As part of this change, Carrier Strike Group (CSG) 10 staff members, who previously embarked aboard Truman, will embark aboard Eisenhower. Conversely, CSG 8 staff members, who previously embarked aboard Eisenhower, will now embark aboard Truman. This schedule change does not affect any other ship, squadron, or staff schedules.
Crests and Emblems
Just as branches of the government have emblems to distinguish their respective organizations from one another, Naval vessels do as well. The seal, designed by the crew of USS Harry S Truman, is a way of symbolizing and honoring the ship's namesake. Every aspect of the seal has relevance.
Blue and gold, long recognized as the colors of the sea service, were adopted from the Department of Defense Seal and used as a reference to President Harry S Truman's development of our nation's Defense Department.
Oval in shape, the coat of arms characterizes the global on-station capability of the ship and the United States Navy. Truman's name forms the shape of a forward-deployed aircraft carrier prepared to uphold and protect American interests.
The eagles assume a dominant presence denoting command of the sea, strength and authority, yet one grasps an olive branch, emphasizing the carrier's peacekeeping mission and Harry S Truman's attitude: "To bear no malice." The eagle embodies the principles of integrity and honesty which personify Truman's attitudes and beliefs.
The encased signal flag inscription spells H S T and is flanked by wreaths denoting the honor and achievement which President Truman accomplished and the ship strives to achieve.
Thirty-three gold stars commemorate Harry S Truman's term as 33rd president of the United States. The ship's motto, "The Buck Stops Here," derives from President Truman's belief that he ultimately bore the responsibility for making the final decision. Passing the buck was not an option. Through decisive leadership, commitment to excellence, and eternal vigilance, the officers and crew of Harry S Truman strive to fulfill President Truman's principles.
Steeped in tradition, every U.S. naval vessel has flown a battle flag from its mast during special evolutions. The crew of USS Harry S Truman (CVN 75) designed her battle flag as more than a tribute to the ship's namesake.
TRUMAN's battle flag is a variation of the flag carried by the 129th Field Artillery Regiment of the 35th Division, the battery under the command of, then, Capt. Harry Truman during World War I.
The scarlett background is representative of the price Americans have paid for freedom throughout history, symbolizing President Truman's thoughts on American independence. "Freedom, in the American tradition, is always coupled with service . it still costs money.
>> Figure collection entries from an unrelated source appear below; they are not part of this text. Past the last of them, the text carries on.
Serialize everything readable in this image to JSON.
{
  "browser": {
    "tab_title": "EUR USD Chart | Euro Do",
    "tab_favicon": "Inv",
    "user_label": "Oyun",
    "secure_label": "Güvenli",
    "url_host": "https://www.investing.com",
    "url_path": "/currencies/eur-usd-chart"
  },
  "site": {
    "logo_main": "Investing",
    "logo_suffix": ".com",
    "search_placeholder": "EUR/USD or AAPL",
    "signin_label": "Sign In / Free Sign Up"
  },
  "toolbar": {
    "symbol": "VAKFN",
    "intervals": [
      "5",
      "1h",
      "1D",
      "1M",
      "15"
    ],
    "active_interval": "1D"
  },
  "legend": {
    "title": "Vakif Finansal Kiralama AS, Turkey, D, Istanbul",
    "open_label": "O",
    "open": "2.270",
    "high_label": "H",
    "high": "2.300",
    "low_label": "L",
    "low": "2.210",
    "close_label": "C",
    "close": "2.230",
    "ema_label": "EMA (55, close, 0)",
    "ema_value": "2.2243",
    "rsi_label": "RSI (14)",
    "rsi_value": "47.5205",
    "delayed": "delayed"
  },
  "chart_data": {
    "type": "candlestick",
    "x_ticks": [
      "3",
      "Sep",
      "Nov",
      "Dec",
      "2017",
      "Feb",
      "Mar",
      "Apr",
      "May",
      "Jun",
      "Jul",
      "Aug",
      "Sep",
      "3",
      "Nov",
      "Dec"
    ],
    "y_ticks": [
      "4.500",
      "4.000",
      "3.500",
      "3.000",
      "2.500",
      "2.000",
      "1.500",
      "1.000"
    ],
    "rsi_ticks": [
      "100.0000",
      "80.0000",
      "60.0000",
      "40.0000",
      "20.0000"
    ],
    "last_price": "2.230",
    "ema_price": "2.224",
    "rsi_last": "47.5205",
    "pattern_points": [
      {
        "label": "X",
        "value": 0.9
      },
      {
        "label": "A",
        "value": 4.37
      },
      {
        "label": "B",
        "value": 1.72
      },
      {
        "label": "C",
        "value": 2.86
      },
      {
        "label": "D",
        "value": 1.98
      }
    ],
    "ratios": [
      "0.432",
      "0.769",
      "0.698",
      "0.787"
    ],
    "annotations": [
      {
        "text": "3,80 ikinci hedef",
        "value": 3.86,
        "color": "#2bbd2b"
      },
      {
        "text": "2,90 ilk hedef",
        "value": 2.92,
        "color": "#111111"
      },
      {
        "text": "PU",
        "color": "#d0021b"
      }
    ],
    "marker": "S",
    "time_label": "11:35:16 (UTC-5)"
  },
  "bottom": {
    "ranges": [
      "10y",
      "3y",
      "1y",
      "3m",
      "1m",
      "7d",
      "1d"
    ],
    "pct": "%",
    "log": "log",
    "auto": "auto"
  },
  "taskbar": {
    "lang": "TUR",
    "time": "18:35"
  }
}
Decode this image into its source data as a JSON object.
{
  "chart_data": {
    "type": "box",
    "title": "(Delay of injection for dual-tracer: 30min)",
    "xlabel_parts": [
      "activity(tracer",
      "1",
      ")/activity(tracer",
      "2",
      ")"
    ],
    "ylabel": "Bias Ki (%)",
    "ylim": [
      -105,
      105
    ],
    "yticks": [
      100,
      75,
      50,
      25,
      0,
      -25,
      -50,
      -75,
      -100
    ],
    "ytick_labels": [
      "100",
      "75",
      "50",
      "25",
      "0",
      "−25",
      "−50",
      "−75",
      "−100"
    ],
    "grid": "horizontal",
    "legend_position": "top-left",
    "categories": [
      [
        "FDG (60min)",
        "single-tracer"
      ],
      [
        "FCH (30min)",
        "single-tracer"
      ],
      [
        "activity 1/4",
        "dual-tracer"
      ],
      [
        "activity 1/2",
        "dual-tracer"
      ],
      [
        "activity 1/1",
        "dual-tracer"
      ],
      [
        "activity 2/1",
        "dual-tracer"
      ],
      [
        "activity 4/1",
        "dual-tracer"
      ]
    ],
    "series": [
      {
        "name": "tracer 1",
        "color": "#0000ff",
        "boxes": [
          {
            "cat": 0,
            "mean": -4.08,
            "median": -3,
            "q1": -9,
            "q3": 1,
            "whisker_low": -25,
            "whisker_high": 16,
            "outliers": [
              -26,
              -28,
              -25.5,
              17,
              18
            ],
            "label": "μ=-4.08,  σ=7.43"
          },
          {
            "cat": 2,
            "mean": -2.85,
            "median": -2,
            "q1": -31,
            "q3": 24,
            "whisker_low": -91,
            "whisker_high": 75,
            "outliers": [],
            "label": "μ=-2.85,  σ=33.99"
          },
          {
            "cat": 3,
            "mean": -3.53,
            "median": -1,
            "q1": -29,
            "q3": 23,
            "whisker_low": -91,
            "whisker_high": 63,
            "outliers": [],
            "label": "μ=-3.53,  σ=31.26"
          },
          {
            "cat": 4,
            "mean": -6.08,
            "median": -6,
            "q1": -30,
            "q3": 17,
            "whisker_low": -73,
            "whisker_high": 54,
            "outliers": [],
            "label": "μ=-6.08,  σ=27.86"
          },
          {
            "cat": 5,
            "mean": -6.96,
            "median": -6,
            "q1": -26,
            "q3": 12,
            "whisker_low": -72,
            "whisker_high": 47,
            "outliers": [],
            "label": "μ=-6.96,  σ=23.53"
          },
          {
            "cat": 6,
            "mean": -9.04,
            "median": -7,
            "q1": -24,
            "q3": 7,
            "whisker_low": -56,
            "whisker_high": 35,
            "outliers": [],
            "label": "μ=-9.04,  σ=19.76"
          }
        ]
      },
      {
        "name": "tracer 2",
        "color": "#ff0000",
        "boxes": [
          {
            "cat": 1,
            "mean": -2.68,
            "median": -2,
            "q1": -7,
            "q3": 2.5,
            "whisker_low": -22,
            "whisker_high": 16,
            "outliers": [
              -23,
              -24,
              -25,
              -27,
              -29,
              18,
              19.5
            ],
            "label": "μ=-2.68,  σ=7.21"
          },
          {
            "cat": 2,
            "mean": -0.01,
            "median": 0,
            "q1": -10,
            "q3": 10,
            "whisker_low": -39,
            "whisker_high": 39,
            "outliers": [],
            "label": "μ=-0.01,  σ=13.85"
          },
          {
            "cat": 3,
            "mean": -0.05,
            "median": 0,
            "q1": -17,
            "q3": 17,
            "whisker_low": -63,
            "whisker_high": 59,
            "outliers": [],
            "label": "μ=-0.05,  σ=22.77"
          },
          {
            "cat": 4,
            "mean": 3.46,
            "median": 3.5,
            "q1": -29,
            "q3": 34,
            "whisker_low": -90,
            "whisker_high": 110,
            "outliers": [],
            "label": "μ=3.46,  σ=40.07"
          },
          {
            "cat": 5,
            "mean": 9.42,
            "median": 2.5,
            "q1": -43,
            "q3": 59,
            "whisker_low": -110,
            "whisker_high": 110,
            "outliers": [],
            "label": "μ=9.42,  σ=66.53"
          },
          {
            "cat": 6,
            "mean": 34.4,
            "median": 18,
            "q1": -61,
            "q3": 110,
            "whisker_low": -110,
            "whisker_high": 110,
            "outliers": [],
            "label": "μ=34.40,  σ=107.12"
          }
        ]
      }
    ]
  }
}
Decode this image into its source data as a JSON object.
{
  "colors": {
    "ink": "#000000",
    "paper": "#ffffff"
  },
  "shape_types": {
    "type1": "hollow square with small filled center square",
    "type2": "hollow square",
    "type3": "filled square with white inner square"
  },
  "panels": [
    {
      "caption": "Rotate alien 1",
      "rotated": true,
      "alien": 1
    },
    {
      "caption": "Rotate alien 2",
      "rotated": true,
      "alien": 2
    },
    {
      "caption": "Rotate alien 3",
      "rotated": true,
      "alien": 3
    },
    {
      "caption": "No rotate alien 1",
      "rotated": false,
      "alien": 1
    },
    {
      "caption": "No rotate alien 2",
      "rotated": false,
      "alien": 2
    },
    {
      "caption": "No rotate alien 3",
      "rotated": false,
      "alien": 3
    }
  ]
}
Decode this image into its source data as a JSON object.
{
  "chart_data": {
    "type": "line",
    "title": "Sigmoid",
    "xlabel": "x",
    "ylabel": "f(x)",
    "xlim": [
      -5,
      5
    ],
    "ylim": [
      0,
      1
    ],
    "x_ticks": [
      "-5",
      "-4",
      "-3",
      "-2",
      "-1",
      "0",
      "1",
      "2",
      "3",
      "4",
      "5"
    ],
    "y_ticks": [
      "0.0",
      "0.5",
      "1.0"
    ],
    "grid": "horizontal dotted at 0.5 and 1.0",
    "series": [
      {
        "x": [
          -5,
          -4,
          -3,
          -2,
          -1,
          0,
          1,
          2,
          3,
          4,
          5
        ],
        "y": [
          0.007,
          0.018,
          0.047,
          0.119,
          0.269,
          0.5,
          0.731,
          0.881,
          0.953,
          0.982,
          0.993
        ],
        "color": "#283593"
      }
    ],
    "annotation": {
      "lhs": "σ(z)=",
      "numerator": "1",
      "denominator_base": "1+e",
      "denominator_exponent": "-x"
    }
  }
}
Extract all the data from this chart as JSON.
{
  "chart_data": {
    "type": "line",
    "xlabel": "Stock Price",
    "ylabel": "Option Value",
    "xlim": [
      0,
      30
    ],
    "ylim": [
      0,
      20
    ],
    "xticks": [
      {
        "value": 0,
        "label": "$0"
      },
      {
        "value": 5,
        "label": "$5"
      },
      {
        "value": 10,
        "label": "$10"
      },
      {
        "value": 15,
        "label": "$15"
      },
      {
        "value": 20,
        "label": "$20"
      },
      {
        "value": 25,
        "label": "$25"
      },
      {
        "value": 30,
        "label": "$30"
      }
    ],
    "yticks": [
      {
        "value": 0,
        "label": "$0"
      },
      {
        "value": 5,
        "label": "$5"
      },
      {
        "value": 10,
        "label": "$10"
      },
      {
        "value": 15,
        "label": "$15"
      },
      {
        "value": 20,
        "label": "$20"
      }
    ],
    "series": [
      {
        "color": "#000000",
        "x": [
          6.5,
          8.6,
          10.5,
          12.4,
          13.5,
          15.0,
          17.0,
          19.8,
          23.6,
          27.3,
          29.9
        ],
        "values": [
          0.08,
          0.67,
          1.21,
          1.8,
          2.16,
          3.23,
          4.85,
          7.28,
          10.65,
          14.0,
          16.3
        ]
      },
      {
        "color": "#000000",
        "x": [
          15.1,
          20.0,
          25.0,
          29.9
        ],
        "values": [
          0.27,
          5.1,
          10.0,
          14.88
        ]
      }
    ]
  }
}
It still costs blood. . Freedom must be fought for today, just as our fathers had to fight for freedom when the nation was born."
The crossed cannons that once represented Battery D now seem to greater exemplify Truman's leadership and dedication to service during WWI. Ironically, the cannons are French 75s, the type of cannon Battery D fired during some of the fighting in France. The swallowtail design, crossed cannons, "129" and "D" comprised the original battle flag. The original components of the battle flag are superimposed on TRUMAN's hull number, signifying the relationship between the firepower of the past and present.
"Give 'em hell" has become the carrier's battle cry and is part of Truman's legacy. The phrase was first mentioned during Truman's 1948 re-election campaign during his 21,928-mile "whistle stop" rail tour. He delivered more than 300 speeches in 33 days to an estimated six million citizens, something no president had done before to meet the people. In Seattle, Truman was holding an enthusiastic campaign rally when someone cried, "Give 'em hell, Harry!"
Truman later wrote, "I have never deliberately given anyone hell. I just told the truth on the opposition and they thought it was hell."